Congress needs to get back to regular order

- Your Turn Guest columnist

The November 2018 election offers the best chance to reform Congress in 24 years. The large group of incoming members could join with pro-reform incumbents to improve the way the House and Senate do business.

Presumably, every candidate for Congress wants a functional first branch of government, not the “broken branch” criticized by political scientists Norm Ornstein and Tom Mann. But they will have only a few weeks after their election to become tree surgeons. New members will barely have arrived in D.C. when crucial leadership votes are called this December.

Ever since Speaker Newt Gingrich took power in the mid-1990s, the House of Representa­tives has acted like a parliament, not a congress, with strict party-line voting, weak committees and centralize­d control in the hands of party leaders.

This system can work for a prime minister-led government. With a president, the result is often gridlock, extreme partisansh­ip and incompeten­ce — even government shutdowns.

The Senate did not start misbehavin­g as fast as the House, but reduced comity and a rise in filibuster­s have driven good senators into retirement.

Cross-party comity is healthy and essential

The best cure for these congressio­nal ills is returning to regular order. Several different caucuses in the House are proposing such reforms. Candidates for speaker should take notice.

By “regular order,” we mean strengthen­ing committees and allowing the House to work its will, the frequent goal of 1980s-era Democratic Speaker Tip O’Neill, who only asked members to “vote their conscience and their district,” not their party.

Being a hard-core Democrat did not prevent his genuine friendship with Bob Michel, the Republican minority leader, and even the Republican president, Ronald Reagan.

Cynics, including today’s party elders, think that returning to “regular order” is a fantasy, a political Brigadoon.

After a quarter century of dysfunctio­n, it is tempting to agree. We won’t know, however, until the organizing session of the 116th Congress this December.

Regular order has 3 key elements

❚ The speaker, third in line to the president, is a national figure who should transcend political party by delegating most partisan duties to the majority leader. Merging these two jobs has done much to ruin Congress.

❚ The speaker must allow the House to vote on rival bills in a timely manner.
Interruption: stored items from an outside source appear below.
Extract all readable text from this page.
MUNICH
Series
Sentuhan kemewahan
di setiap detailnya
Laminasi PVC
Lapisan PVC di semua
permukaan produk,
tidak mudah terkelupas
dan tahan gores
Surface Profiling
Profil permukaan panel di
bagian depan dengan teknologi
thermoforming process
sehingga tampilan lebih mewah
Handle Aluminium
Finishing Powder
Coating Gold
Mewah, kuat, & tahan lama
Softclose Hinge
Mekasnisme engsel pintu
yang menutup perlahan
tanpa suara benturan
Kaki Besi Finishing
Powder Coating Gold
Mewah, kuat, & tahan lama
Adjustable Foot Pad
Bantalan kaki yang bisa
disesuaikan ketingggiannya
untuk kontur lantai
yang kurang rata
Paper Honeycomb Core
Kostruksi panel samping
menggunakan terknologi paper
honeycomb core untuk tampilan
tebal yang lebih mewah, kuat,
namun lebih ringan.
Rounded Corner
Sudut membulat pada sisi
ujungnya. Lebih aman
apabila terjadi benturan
Under “regular order,” even a Republican Congress could have passed immigratio­n reform with supermajor­ities in the House and Senate. In parliament­ary jargon, this means allowing “Queen of the Hill” rules and ending the “Hastert rule” that gives control of the House floor to “a majority of the majority.”

❚ Committees should return to being incubators of good ideas. Tip O’Neill made fun of the “Tuesday-Thursday Club” of members who shirked their committee duties by legislatin­g only three days a week, but now everyone belongs.

Ironically, new members elected to “throw the rascals out” will have to team with enough rascals in order to win. Otherwise, unless there is a “blue wave” — electing as many new members as the post-Watergate class of 1974, their ambitions will be thwarted.

Perhaps there is a better way to repair Congress, but the only proven way is the one that worked for Tip O’Neill and Ronald Reagan: regular order.

U.S. Rep. Jim Cooper, D-Nashville, represents Tennessee’s 5th Congressio­nal District.